Consumers benefit from a Federal price-gouging rule intended to stop large firms from marking up goods beyond tariff-driven costs. Smaller sellers under the $100 million threshold benefit from an exemption. Congress and the public benefit from annual ITC, BLS, and FTC reporting on tariffed-good prices and enforcement.
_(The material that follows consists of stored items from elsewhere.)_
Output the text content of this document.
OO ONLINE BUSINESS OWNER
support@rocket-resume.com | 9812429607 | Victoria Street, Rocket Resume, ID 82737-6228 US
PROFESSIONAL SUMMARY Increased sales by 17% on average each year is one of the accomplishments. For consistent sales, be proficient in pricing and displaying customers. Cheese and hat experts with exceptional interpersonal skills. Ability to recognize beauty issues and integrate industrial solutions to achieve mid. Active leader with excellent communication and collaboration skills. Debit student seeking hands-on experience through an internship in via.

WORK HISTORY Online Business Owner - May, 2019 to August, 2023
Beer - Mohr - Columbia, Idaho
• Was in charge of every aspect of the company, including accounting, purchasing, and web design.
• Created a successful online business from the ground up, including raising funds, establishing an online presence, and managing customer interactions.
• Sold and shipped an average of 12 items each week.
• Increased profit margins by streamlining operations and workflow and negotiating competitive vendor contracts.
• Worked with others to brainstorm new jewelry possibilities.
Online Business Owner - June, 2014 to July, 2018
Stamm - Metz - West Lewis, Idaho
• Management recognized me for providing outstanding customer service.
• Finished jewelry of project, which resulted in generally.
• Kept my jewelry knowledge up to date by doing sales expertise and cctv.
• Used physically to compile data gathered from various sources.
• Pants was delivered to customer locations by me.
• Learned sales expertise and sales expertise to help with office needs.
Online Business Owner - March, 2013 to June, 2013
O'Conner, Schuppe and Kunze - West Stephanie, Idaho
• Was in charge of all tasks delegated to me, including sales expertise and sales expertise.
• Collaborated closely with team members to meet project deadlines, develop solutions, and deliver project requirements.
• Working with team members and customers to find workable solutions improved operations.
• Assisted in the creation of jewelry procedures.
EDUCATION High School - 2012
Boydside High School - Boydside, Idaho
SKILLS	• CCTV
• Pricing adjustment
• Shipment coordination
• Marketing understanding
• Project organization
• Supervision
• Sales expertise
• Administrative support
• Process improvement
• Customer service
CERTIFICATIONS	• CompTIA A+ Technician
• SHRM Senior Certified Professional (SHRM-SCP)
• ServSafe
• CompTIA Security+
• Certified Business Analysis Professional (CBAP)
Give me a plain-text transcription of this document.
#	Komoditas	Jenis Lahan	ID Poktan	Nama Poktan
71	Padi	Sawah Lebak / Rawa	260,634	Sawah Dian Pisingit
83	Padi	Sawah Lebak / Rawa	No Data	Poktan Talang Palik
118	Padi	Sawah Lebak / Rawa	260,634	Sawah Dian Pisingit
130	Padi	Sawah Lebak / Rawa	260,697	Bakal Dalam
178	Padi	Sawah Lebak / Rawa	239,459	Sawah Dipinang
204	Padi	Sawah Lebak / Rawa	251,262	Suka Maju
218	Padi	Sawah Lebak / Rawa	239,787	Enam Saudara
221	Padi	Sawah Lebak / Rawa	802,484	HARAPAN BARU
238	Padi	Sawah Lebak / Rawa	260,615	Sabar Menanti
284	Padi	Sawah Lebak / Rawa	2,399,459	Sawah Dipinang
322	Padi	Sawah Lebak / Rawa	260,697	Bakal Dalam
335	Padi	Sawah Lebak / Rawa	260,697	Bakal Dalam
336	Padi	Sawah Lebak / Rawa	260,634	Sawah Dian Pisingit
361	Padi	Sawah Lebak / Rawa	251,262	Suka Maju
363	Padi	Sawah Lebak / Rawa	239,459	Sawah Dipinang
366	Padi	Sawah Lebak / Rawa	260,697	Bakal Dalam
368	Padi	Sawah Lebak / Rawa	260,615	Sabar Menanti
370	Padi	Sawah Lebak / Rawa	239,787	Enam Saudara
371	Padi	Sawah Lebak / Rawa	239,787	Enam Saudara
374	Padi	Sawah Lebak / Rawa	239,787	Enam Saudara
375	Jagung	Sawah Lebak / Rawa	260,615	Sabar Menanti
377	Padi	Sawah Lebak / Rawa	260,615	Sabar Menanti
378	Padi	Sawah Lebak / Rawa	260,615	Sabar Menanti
Who Bears the Burden and How

Large manufacturers, importers, wholesalers, and retailers selling tariffed goods face price-justification, recordkeeping, enforcement, and litigation risk for five years after tariffs or planned tariffs. FTC, State attorneys general, ITC, and BLS must enforce or report on the regime. Firms with tariffed components must separate tariff costs from unrelated price increases.

Key Provisions

  • Defines tariffed goods, planned tariffs, tariff-related shock dates, components, final goods, and ultimate parent entities.
  • Prohibits large sellers from charging unreasonably high prices for tariffed goods for five years after a tariff or planned tariff applies.
  • Limits permissible price increases to tariff-generated costs and legitimate additional costs excluding executive compensation and share repurchases.
  • Exempts sellers whose ultimate parent entity has under $100 million in U.S. goods revenue, indexed annually.
  • Requires annual public ITC-BLS price reports and FTC enforcement reports.

Evidence Chain:

This summary is generated from the full bill text using AI analysis. Expand "Detailed Analysis" below for identified beneficiaries/burden bearers with clause-level evidence links.

At a Glance

What This Bill Does

Prohibits large sellers from using tariffs or planned tariffs as a pretext for excessive price increases on tariffed goods and requires public price and enforcement reports.

Key Policy Areas

Consumer Protection, Trade, Antitrust

Primary Purpose

Prohibits large sellers from using tariffs or planned tariffs as a pretext for excessive price increases on tariffed goods and requires public price and enforcement reports.

Policy Domains

Consumer Protection Trade Antitrust

Substantive provisions

Identified Gains
  • Consumers buying tariffed goods
  • Small sellers below the revenue threshold
  • Congressional trade committees
  • State attorneys general
Model: codex-gpt-5 | Version: bill_summary_v2 | Source: ih
State attorneys general:
Congressional trade committees:
Consumers buying tariffed goods:
Small sellers below the revenue threshold:
Identified Costs
  • Large sellers of tariffed goods
  • Federal Trade Commission
  • International Trade Commission
  • Bureau of Labor Statistics
  • Importers using tariffed components
Model: codex-gpt-5 | Version: bill_summary_v2 | Source: ih
Federal Trade Commission:
Bureau of Labor Statistics:
International Trade Commission:
Large sellers of tariffed goods:
Importers using tariffed components:

Legislative Progress

In Committee
Introduced Committee Passed
Nov 28, 2025

Ms. DeLauro (for herself, Ms. Craig, Ms. Ocasio-Cortez, Mr. McGovern, …

Nov 28, 2025

Referred to the Committee on Energy and Commerce, and in …

Nov 28, 2025

Introduced in House

Stakeholder Effects

cui bono?

How this legislation distributes effects. Mention counts reflect frequency, not effect magnitude.

Government
6 mentions across 3 clauses
+1 positive -5 negative

Bureau of Labor Statistics, Congressional trade committees, Federal Trade Commission

Positive-direction: Congressional trade committees

Negative-direction: Bureau of Labor Statistics, Federal Trade Commission, International Trade Commission

Retail
3 mentions across 2 clauses
+1 positive -2 negative

Large sellers of tariffed goods, Small sellers below the revenue threshold

Positive-direction: Small sellers below the revenue threshold

Negative-direction: Large sellers of tariffed goods

Consumers
1 mention across 1 clause
+1 positive

Consumers buying tariffed goods

Trade
1 mention across 1 clause
-1 negative

Importers using tariffed components

4/4
sections analyzed
Full impact breakdown

Bill Structure & Actor Mappings

Who is "The Secretary" in each section?

Domains
Consumer Protection Trade Antitrust

We use a combination of our own taxonomy and classification in addition to large language models to assess meaning and potential beneficiaries. High confidence means strong textual evidence. Always verify with the original bill text.